# 15 mins of cardio after weights?



## M4V3RiCk (Oct 7, 2011)

People from my gym usually advised not to do any cardio after weights but I wonder if would be ok to do maybe 15 minutes after. If so what sort would be best?


----------



## PRIDE (Oct 7, 2011)

I've always done cardio 2x/ed. Once in the AM when I first wake up and the second PM after weight training. Known MANY that do it this way.


----------



## ASHOP (Oct 8, 2011)

M4V3RiCk said:


> People from my gym usually advised not to do any cardio after weights but I wonder if would be ok to do maybe 15 minutes after. If so what sort would be best?



We only do cardio on NON weight training days most of the time.


----------



## Zanny (Oct 8, 2011)

M4V3RiCk said:


> People from my gym usually advised not to do any cardio after weights but I wonder if would be ok to do maybe 15 minutes after. If so what sort would be best?

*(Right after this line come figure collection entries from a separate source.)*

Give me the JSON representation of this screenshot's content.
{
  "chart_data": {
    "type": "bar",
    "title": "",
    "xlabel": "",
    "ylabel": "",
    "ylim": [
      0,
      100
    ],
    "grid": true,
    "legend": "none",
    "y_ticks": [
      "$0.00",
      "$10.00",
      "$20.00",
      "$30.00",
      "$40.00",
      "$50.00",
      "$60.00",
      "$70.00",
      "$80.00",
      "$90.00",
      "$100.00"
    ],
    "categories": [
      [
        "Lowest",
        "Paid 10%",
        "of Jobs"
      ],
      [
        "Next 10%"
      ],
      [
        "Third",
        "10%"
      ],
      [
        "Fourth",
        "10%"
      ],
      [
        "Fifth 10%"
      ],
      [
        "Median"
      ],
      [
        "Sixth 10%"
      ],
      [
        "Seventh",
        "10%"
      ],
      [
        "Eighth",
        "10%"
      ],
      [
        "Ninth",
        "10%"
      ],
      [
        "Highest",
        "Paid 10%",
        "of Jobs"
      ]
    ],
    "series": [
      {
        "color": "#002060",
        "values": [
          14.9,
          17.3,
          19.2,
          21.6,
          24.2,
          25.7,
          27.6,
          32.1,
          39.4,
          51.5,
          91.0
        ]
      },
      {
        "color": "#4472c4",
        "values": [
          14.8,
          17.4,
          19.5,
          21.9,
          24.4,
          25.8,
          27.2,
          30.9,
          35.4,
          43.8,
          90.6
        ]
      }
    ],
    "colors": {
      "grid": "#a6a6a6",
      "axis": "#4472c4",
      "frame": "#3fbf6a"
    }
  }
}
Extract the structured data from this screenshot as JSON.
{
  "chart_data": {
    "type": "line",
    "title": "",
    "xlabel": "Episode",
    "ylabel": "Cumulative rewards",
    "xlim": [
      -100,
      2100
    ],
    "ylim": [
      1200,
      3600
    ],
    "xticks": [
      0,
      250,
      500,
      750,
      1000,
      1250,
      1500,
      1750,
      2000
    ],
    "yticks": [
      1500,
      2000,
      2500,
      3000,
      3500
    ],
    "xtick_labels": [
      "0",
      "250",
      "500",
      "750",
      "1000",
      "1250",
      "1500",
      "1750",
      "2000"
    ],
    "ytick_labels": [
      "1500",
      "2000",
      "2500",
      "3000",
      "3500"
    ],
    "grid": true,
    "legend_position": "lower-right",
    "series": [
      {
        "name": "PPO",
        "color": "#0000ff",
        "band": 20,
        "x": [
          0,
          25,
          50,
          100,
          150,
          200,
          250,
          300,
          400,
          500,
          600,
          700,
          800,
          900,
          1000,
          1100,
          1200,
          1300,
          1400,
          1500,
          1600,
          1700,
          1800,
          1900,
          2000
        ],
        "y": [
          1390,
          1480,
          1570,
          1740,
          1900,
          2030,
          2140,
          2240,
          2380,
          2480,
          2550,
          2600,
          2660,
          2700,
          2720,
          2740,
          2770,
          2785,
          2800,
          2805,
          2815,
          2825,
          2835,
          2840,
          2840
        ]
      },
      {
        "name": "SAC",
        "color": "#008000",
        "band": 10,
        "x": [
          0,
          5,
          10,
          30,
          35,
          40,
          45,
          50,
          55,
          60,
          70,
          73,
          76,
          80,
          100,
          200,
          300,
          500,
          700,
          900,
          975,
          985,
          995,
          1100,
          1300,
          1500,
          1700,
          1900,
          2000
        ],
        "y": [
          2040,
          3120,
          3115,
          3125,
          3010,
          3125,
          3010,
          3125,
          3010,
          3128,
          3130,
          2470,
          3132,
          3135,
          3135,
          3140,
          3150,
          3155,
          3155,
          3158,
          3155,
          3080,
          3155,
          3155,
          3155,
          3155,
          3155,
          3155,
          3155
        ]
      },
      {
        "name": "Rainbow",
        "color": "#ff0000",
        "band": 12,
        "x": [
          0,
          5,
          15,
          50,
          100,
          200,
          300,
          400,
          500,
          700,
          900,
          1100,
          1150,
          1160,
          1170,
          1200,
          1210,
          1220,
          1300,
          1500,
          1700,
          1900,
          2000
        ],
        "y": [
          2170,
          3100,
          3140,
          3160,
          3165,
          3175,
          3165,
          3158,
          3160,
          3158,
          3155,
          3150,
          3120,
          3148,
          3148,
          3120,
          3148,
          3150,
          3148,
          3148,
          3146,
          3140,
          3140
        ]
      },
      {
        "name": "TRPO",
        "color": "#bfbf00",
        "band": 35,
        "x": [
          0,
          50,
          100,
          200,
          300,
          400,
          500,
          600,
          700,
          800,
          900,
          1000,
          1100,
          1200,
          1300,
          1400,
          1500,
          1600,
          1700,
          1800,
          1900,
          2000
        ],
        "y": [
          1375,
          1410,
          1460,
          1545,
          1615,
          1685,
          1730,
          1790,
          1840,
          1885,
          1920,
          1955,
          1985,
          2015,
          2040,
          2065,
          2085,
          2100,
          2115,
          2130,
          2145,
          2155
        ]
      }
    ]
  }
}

You can do it, but it will hold back muscles gains.


----------



## foreigner (Oct 10, 2011)

I do a high intensity weight routine and then 20 mins of cardio, it works fine for me .My muscles are growing just fine.


----------



## El_vava (Oct 11, 2011)

after weights I do 20-30 mins cardio. How detrimental is it to muscle growth?


----------